Não há dúvidas de que a lei reconheceu expressamente a responsabilidade do tomador – ainda que de forma meramente subsidiária – sem mencionar, expressamente, o dever de fiscalizar.

Mas há, nesse aspecto, um fato curioso. Um dos pilares da responsabilização das empresas privadas tomadoras de serviço é justamente a chamada “culpa in vigilando”, ou seja, o tomador de serviços deve responder pela dívida trabalhista porque deixou de fiscalizar (vigiar) a empresa terceira que contratou para lhe prestar serviços.

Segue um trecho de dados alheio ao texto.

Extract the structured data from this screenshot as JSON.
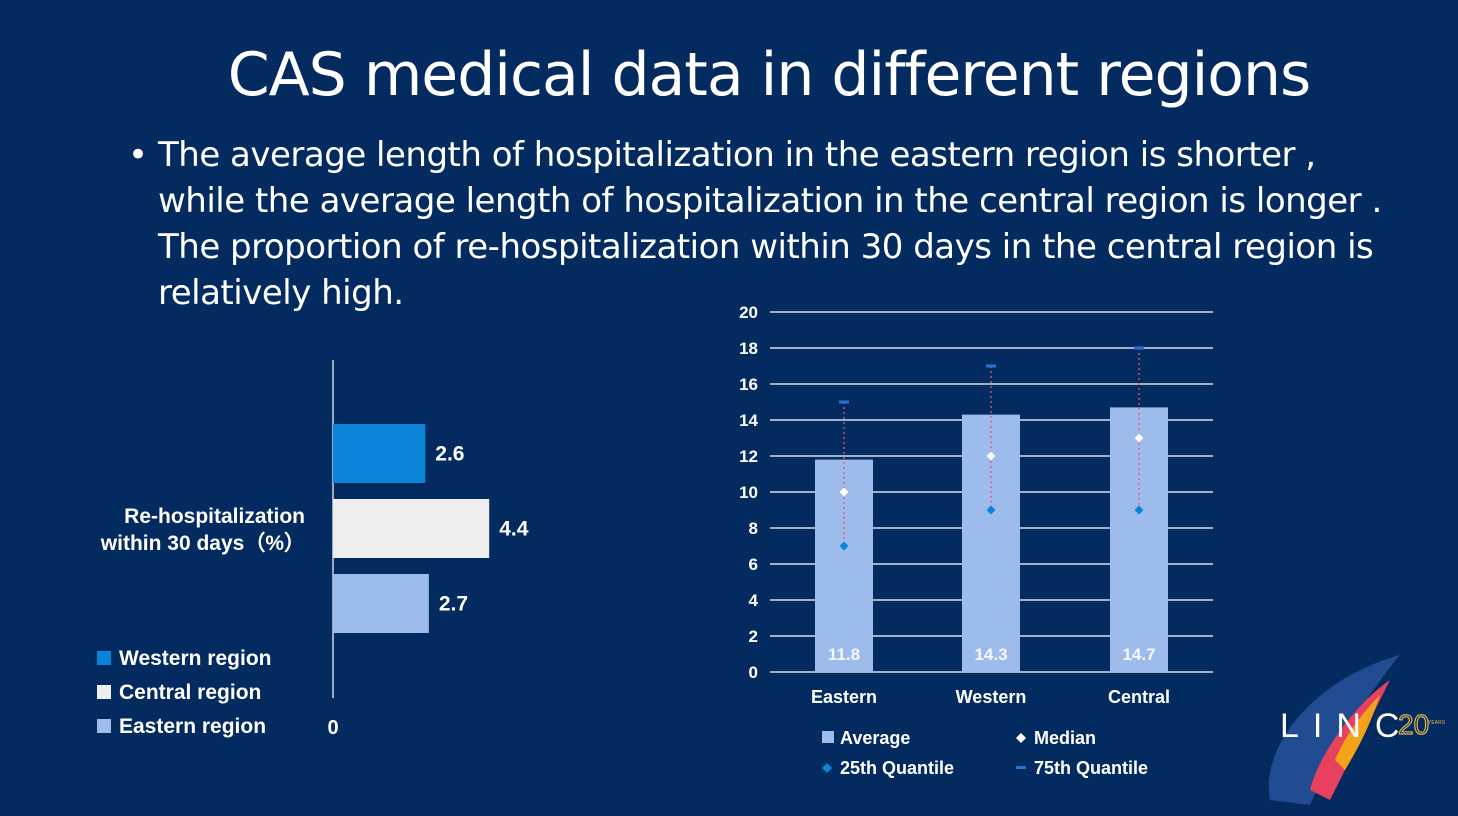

Não é por outro motivo que as empresas privadas que terceirizam alguma atividade, fazem (ou deveriam fazer) uma pesquisa séria sobre quem será contratado para esse fim (buscando evitar a caracterização da culpa in eligendo) e, além disso, criam procedimentos fiscalizatórios para monitorar o correto cumprimento da legislação trabalhista pela empresa contratada (buscando evitar a caracterização da culpa in vigilando).

Por fim, no caso de empresas privadas, apesar dos cuidados necessários na hora de contratar (eleger) uma empresa para prestar serviços e a obrigação de monitorar (vigiar), a responsabilidade subsidiária é automática.

Basta caracterizar a dívida trabalhista e a Justiça do Trabalho irá condenar a empresa tomadora, de forma subsidiária, a pagar o trabalhador.

É claro que, como a responsabilidade é subsidiária, a empresa tomadora somente irá pagar alguma coisa se a devedora principal (empresa prestadora de serviços) não pagar. Esse é mais um motivo para fazer uma boa pesquisa antes de contratar, verificando a idoneidade da empresa e a sua saúde financeira, além de vários outros aspectos.

Assim, seja na administração pública, seja nas empresas privadas, o recado é claro: contrate bem e fiscalize.

Agostinho Zechin Pereira
sócio do Lemos Advocacia para Negócios.